The Summit, which normally
holds about the mid-year and focuses on global economy and socio-political
issues, is presided over in turns by its eight-member-countries.
For 2013, UK holds the
presidency and Prime Minister David Cameron is said to be forming the issues
the summit should focus on this year.
Sources said before Prime
Minister Cameron’s speech last week in Davos, where he made mention of
Nigeria’s oil wealth and its management, he had intimated other G-8 leaders of
the need for an agenda that brings such issues of financial accountability and
transparency to the fore in a country like Nigeria.
A January 2 letter written by
the British Prime Minister to all G-8 leaders, including US President Barack
Obama, revealed that this year’s summit would stress trade advancement, tax
compliance and transparency.
Nigeria’s example is said to be
agitating the minds of the G8 leaders, just as there is controversy over the
seeming squandering of past oil windfall.
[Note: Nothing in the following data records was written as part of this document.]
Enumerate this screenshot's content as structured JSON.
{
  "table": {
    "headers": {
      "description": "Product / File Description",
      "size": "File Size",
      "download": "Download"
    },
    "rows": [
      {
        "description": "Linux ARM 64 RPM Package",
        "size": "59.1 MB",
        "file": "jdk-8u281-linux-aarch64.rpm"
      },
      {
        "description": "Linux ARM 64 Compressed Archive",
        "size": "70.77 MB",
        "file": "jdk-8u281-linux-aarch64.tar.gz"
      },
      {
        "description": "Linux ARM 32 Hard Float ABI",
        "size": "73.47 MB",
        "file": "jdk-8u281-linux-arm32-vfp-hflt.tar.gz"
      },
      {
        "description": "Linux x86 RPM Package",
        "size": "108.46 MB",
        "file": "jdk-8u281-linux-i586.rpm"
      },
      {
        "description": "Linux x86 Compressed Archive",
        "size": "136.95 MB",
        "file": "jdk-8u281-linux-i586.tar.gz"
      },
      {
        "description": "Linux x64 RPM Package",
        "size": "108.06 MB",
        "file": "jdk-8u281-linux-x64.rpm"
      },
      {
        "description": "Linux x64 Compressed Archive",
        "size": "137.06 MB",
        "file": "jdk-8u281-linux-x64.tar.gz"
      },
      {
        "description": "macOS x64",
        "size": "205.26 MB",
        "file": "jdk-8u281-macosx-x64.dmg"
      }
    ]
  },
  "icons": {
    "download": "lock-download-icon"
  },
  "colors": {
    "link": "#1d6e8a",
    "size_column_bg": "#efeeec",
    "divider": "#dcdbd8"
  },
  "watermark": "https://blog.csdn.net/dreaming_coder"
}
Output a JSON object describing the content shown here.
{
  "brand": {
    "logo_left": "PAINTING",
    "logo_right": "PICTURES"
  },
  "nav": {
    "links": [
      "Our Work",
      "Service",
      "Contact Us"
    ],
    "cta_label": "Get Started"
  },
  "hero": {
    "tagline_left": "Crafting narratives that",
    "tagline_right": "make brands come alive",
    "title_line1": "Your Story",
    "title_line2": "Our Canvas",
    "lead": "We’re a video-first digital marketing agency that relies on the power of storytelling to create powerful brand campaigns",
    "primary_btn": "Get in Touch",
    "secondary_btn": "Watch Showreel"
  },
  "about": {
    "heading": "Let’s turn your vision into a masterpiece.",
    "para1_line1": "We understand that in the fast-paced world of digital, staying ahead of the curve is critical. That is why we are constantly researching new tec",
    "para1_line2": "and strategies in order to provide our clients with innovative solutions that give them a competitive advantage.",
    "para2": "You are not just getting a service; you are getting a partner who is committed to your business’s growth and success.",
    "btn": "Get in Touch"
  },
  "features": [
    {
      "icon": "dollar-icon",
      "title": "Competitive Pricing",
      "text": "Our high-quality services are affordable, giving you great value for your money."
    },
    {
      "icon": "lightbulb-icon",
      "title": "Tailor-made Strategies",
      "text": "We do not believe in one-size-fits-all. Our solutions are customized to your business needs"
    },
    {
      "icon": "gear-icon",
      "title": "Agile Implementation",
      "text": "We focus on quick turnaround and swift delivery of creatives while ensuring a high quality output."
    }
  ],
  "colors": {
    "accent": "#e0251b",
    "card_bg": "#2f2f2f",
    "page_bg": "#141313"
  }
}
After Cameroon wrote the other
G8 leaders hinting on his intent to pursue the issue of transparency
aggressively as president of the summit, he then proceeded early last week in
Davos to publicly pin-point Nigeria as a case in point, where transparency
issues have made some progress but corruption and mismanagement of huge oil
wealth still continues to deny the nation’s people of their prosperity.
In
a speech that has been so widely and globally received, Cameron said just
last year alone “Nigeria oil exports were worth almost a hundred billion
dollars. That is more than the total net aid to the whole of sub Saharan
Africa. So put simply: unleashing the natural resources in these countries
dwarfs anything aid can achieve, and transparency is absolutely critical to
that end.”
He went on to say the
G8, under his presidency, would be more aggressive on how governments of
such countries like Nigeria spend the money from such huge returns, declaring
that the western and Japan’s leaders are “going to push for more transparency on who owns companies; on
who’s buying up land and for what purpose; on how governments spend their
money; on how gas, oil and mining companies operate; and on who is hiding
stolen assets and how we recover and return them.
“Like everything else in this
G8, the ambitions are big and I make no apology for that.”
According to Cameron, who said
he had no apology for his stance, “I want this G8 to lead a big push for transparency across the
developing world, and to illustrate why. Let me give you one example. A few
years back a transparency initiative exposed a huge hole in Nigeria’s finances,
an $800 million discrepancy between what companies were paying and what the
government was receiving for oil - a massive, massive gap.